A partir del 1 de septiembre próximo las motos que aparquen en las aceras de París y Palma de Mallorca deberán pagar por ello. No es la mejor solución para los peatones, pero es menos mala que la permisividad actual que impera en Barcelona. Un estudio de las entidades Barcelona Camina y Eixample Respira ofrece unos datos impresionantes: una media de 90.000 motocicletas aparca diariamente mal en Barcelona. Sobre todo, en las aceras. A veces se multa a sus propietarios. El informe recoge la cifra de las multas cobradas en 2019: 14.600. Para darlo en porcentajes: se multó al 0,01% de los infractores. La cosa está clara: sale más barato aparcar donde a uno le plazca que hacerlo bien. Porque estas cifras conviene valorarlas junto a otros datos: en el 30% de los casos había plazas libres a menos de cien metros. Y otro dato: entre los que aparcaron mal, el 84% lo hizo sobre la acera, mientras que las infracciones en calzada fueron el 3%. Las motos compartidas suponen sólo el 3,8% de las irregularidades. Si se prefiere, son las motos con propietario las que vulneran la ley un día sí y otro también.
Para decirlo pronto: el primer incívico es el que aparca mal. El segundo, el consistorio que lo consiente. Al primero es difícil pedirle cuentas, aunque se le podría multar para que desistiese; al segundo hay que exigirle que cumpla las leyes, todas, igual que él exige a los barceloneses que paguen las tasas y tributos correspondientes.
El problema es que la infracción de las normas, en Barcelona, sale gratis con demasiada frecuencia. Hay una cierta izquierda que ha llegado a creer que las leyes son mecanismos represivos. Algunas sí lo son, pero no todas. Las hay que regulan derechos, por ejemplo, el derecho de las personas a caminar sin obstáculos. O si se prefiere considerarlo desde una óptica de competencia capitalista: los propietarios de talleres que utilizan la acera como una extensión de su negocio hacen competencia desleal a los que procuran disponer del espacio que necesitan y pagan por ello. Dada la densidad de motos mal aparcadas ante los talleres y que se sabe que están siempre en el mismo sitio, no se comprende que no pase cada día por allí un urbano a ganarse el sueldo. Salvo que, por los motivos que sea, alguien haya decidido que estos empresarios tienen licencia para delinquir, pero que no la tienen los que ocupan la calle para poner las mesas de un negocio de hostelería.
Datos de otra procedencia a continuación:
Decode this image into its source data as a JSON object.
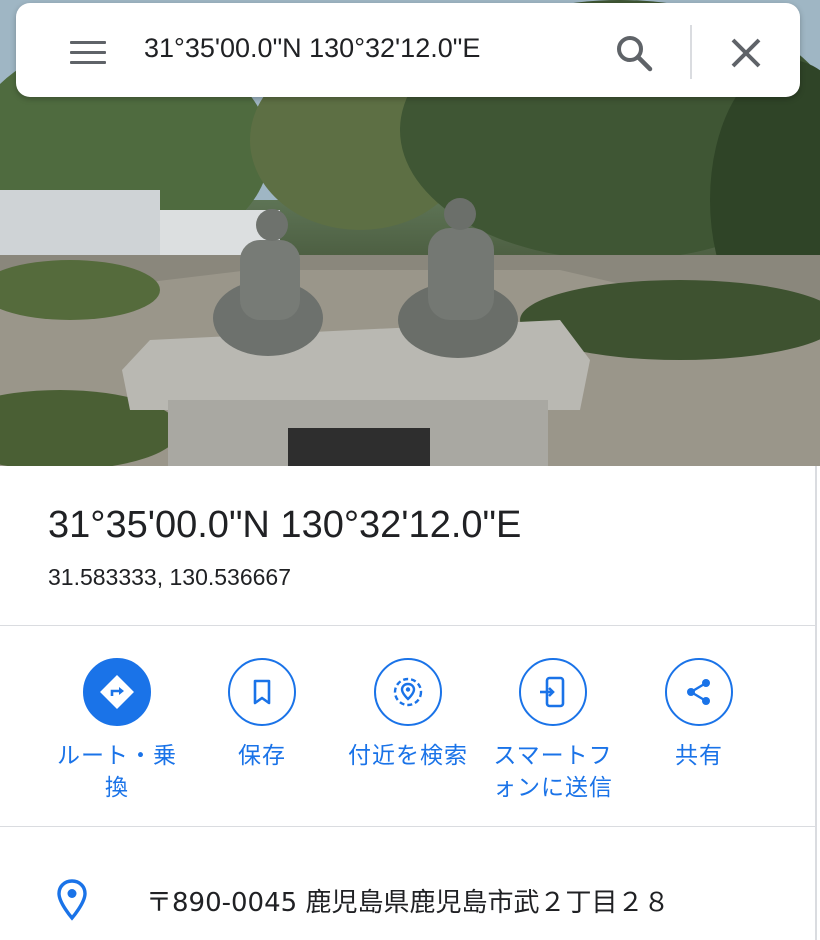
{
  "search": {
    "query": "31°35'00.0\"N 130°32'12.0\"E"
  },
  "hero": {
    "description_icon": "street-view-photo"
  },
  "place": {
    "title": "31°35'00.0\"N 130°32'12.0\"E",
    "decimal_coords": "31.583333, 130.536667"
  },
  "actions": [
    {
      "label": "ルート・乗換",
      "icon": "directions-icon"
    },
    {
      "label": "保存",
      "icon": "bookmark-icon"
    },
    {
      "label": "付近を検索",
      "icon": "nearby-search-icon"
    },
    {
      "label": "スマートフォンに送信",
      "icon": "send-to-phone-icon"
    },
    {
      "label": "共有",
      "icon": "share-icon"
    }
  ],
  "address": {
    "text": "〒890-0045 鹿児島県鹿児島市武２丁目２８"
  },
  "colors": {
    "accent": "#1a73e8",
    "text": "#202124",
    "icon_gray": "#5f6368",
    "divider": "#dadce0"
  }
}
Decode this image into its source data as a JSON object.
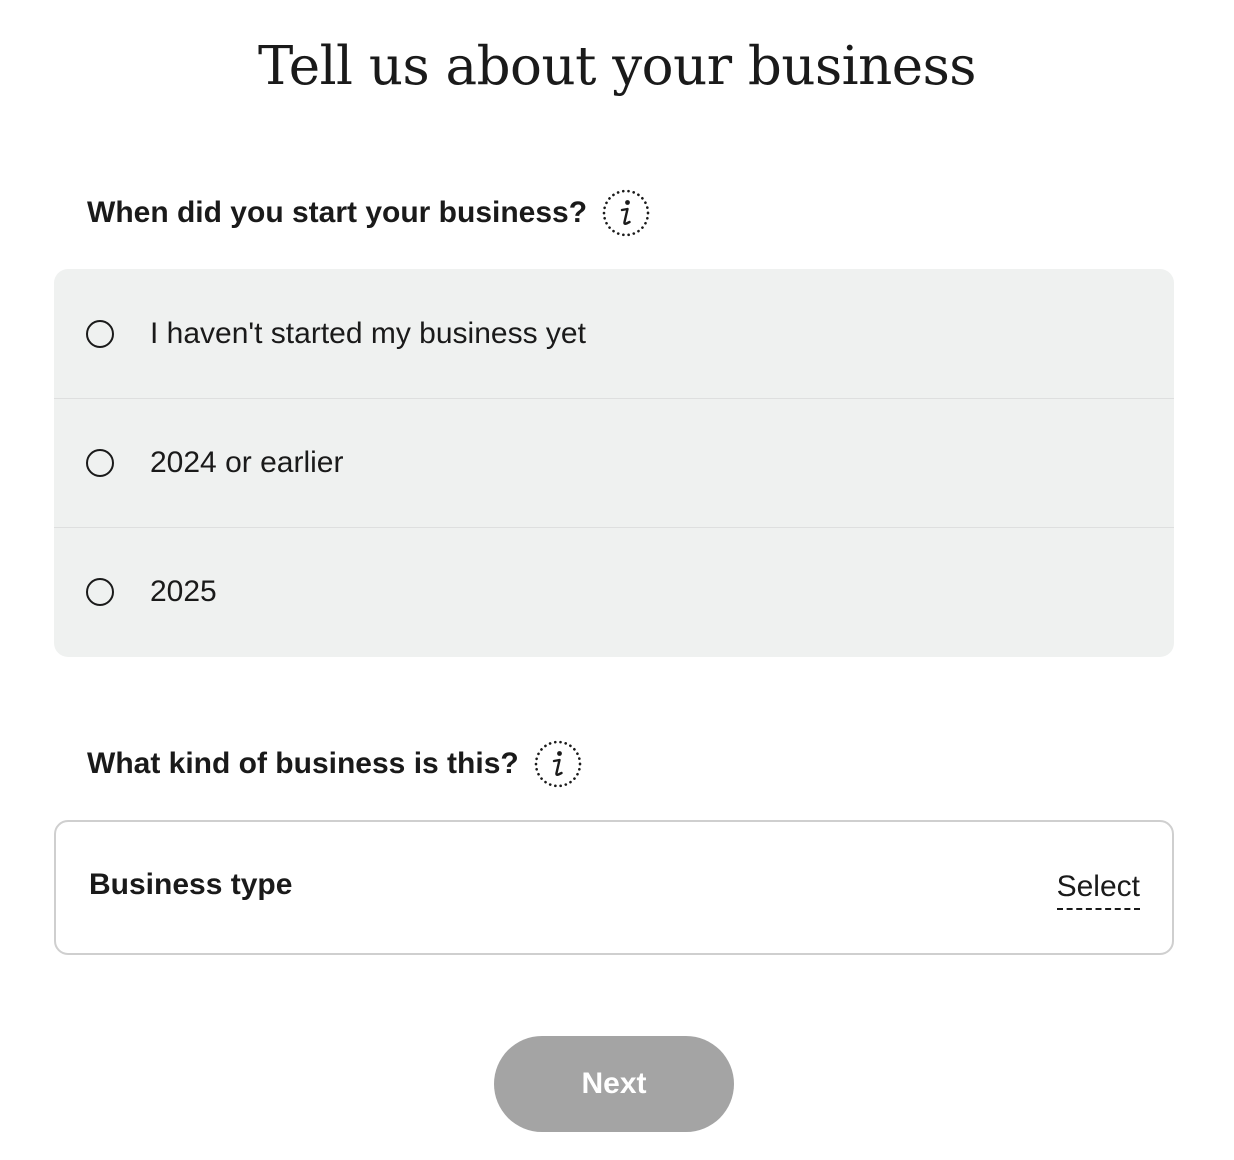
{
  "page": {
    "title": "Tell us about your business"
  },
  "start_question": {
    "label": "When did you start your business?",
    "info_icon": "info-icon",
    "options": [
      {
        "label": "I haven't started my business yet",
        "selected": false
      },
      {
        "label": "2024 or earlier",
        "selected": false
      },
      {
        "label": "2025",
        "selected": false
      }
    ]
  },
  "kind_question": {
    "label": "What kind of business is this?",
    "info_icon": "info-icon",
    "field": {
      "label": "Business type",
      "action": "Select"
    }
  },
  "footer": {
    "next_label": "Next"
  },
  "colors": {
    "option_background": "#eff1f0",
    "next_button_disabled": "#a4a4a4",
    "text": "#1a1a1a",
    "field_border": "#cfcfcf"
  }
}
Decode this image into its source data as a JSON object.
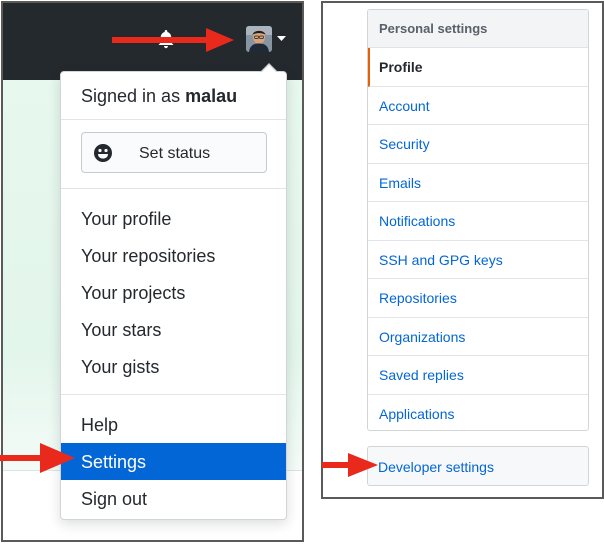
{
  "header": {
    "icons": [
      "bell-icon",
      "plus-icon",
      "avatar",
      "caret-down-icon"
    ]
  },
  "dropdown": {
    "signed_in_prefix": "Signed in as ",
    "username": "malau",
    "set_status": "Set status",
    "profile_items": [
      "Your profile",
      "Your repositories",
      "Your projects",
      "Your stars",
      "Your gists"
    ],
    "help": "Help",
    "settings": "Settings",
    "sign_out": "Sign out",
    "selected_item": "Settings"
  },
  "settings_menu": {
    "header": "Personal settings",
    "items": [
      "Profile",
      "Account",
      "Security",
      "Emails",
      "Notifications",
      "SSH and GPG keys",
      "Repositories",
      "Organizations",
      "Saved replies",
      "Applications"
    ],
    "selected_item": "Profile",
    "developer_settings": "Developer settings"
  },
  "colors": {
    "topbar": "#24292e",
    "link": "#0366d6",
    "highlight": "#0366d6",
    "selected_indicator": "#e36209",
    "arrow": "#e8291c",
    "page_tint": "#e6f7ed"
  },
  "annotations": {
    "arrow_icon": "red-arrow-icon"
  }
}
Hace muy pocos días que las asociaciones de ciclistas de Barcelona se quejaron también de las dificultades que supone para este colectivo compaginar el espacio con los patinetes. Añadieron que muchos de ellos son eléctricos y circulan a altas velocidades, muy por encima de lo permitido. Y tienen razón. El carril bici es pasto de patinetes, tambien de motos, y si no está segregado hasta sirve de zona de carga y descarga. Les faltó añadir que, para evitar el problema, muchos conductores de bicicletas utilizan las aceras para circular. Y que su velocidad, también en muchas ocasiones parece competir con la de los patinetes.
Hace unos años una cadena de supermercados se anunciaba sugiriendo que eran muy céntricos y se podía hacer la compra con una moto, lo que permitía ir de puerta a puerta. La imagen que acompañaba al anuncio era, claro, una infracción. El consistorio socialista (en época de Trias Barcelona era una ciudad sin ley ni proyecto, dicho sea para los que busquen precisamente eso, en el caso de que se presente) hizo saber al supermercado que aquello pasaba de castaño oscuro y que la Guardia Urbana podía ser muy rigurosa con sus furgonetas de reparto. La publicidad desapareció de inmediato. Lo que no ha desaparecido es el vicio de creer que la acera es del primero que llega, aunque vaya en una máquina que, como señala el informe de Barcelona Camina, es una de las principales productoras de dos contaminantes muy molestos: los gases nocivos y el ruido. Pero, si bien se mira, hay motoristas que compran la moto más por el ruido que por su utilidad. He oído a una feminista partidaria de la movilidad racional sostener que hay una relación inversamente proporcional entre el tamaño de los atributos masculinos de un motorista y el ruido de su máquina. Sigo esperando, con todo, saber qué ocurre si quien conduce la fábrica de decibelios es una mujer.